Which is actually very hard to achieve in a regular expression, since it means having to recursively parse the content of the <ul> tag, to figure out where it ends. So, we can settle for this:

<ul>
  <li>first element</li>
  <li>second element
  <ul>
    <li>first sub-element</li>
  </ul>
  <li>third element</li>
</ul>

where the </li> is removed completely. Here's the revised regexp:

$s = preg_replace('`</li>([^<]*)(<[u|o])`i', '$1$2', $s);

Of course, in an ideal world, there would be a configuration option to add the appropriate tags to  the $cS array. We have tens of thousands of existing pages in a CMS that are getting parsed by HTMLawed, and it seems excessive to have to filter them all through the above regular expression first.

I hesitate to modify the source to add them to $cS, because then I have to be sure to make the same change if we ever upgrade HTMLawed. This can be difficult to remember at some date in the far future, when you have a group of four programmers all working on the same project.

2

Re: Keeping nested UL untouched (revisited)

Gribnif wrote:

In the other topic, the suggested solution is to use a regular expression to add an <li> tag. This would produce:

<ul>
  <li>first element</li>
  <li>second element</li><li>
  <ul>
    <li>first sub-element</li>
  </ul>
  <li>third element</li>
</ul>

which is incorrect.

The result after the regular expression-based replacement, that adds the '<li>' after the 'second element' item is 'incorrect', until it is passed through htmLawed for the addition of a '</li>' before the 'third element' to balance the '<li>'. You are right that Firefox does render the new '<li>' as an 'empty' bullet. I am not sure if this is a Firefox bug (e.g., see https://bugzilla.mozilla.org/show_bug.cgi?id=383289). The regular expression code you suggest is clearly better. Processing input with it before handing it to htmLawed results in output that renders properly and is standards-compliant.

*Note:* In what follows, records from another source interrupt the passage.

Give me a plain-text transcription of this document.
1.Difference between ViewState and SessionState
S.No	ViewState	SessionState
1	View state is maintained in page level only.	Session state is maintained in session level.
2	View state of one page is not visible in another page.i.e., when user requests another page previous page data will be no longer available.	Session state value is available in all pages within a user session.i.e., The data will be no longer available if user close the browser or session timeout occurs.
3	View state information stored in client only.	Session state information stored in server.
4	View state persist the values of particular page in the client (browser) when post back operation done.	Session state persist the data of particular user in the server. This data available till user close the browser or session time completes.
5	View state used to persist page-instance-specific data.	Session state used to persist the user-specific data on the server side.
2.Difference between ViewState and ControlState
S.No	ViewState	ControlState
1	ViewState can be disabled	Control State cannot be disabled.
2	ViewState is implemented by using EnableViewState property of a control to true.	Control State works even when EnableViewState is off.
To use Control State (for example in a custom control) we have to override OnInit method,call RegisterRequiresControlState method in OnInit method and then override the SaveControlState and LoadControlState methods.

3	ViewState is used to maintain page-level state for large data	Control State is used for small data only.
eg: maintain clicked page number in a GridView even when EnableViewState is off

Let me look into the possibility of having a configurable option to allow 'ul' and 'ol' as direct descendants of 'ul' and 'ol' without a need for an intermediary 'li'.

3

Re: Keeping nested UL untouched (revisited)

The latest version, 1.1.10, of htmLawed (22 Oct. 2011 release) now provides the option to allow a list to be a direct descendant of another. I.e., 'ul' or 'ol' can directly go within another 'ul' or 'ol' (this is not standard-compliant, though browser applications don't seem to care). To enable the option, use the $config parameter 'direct_list_nest'.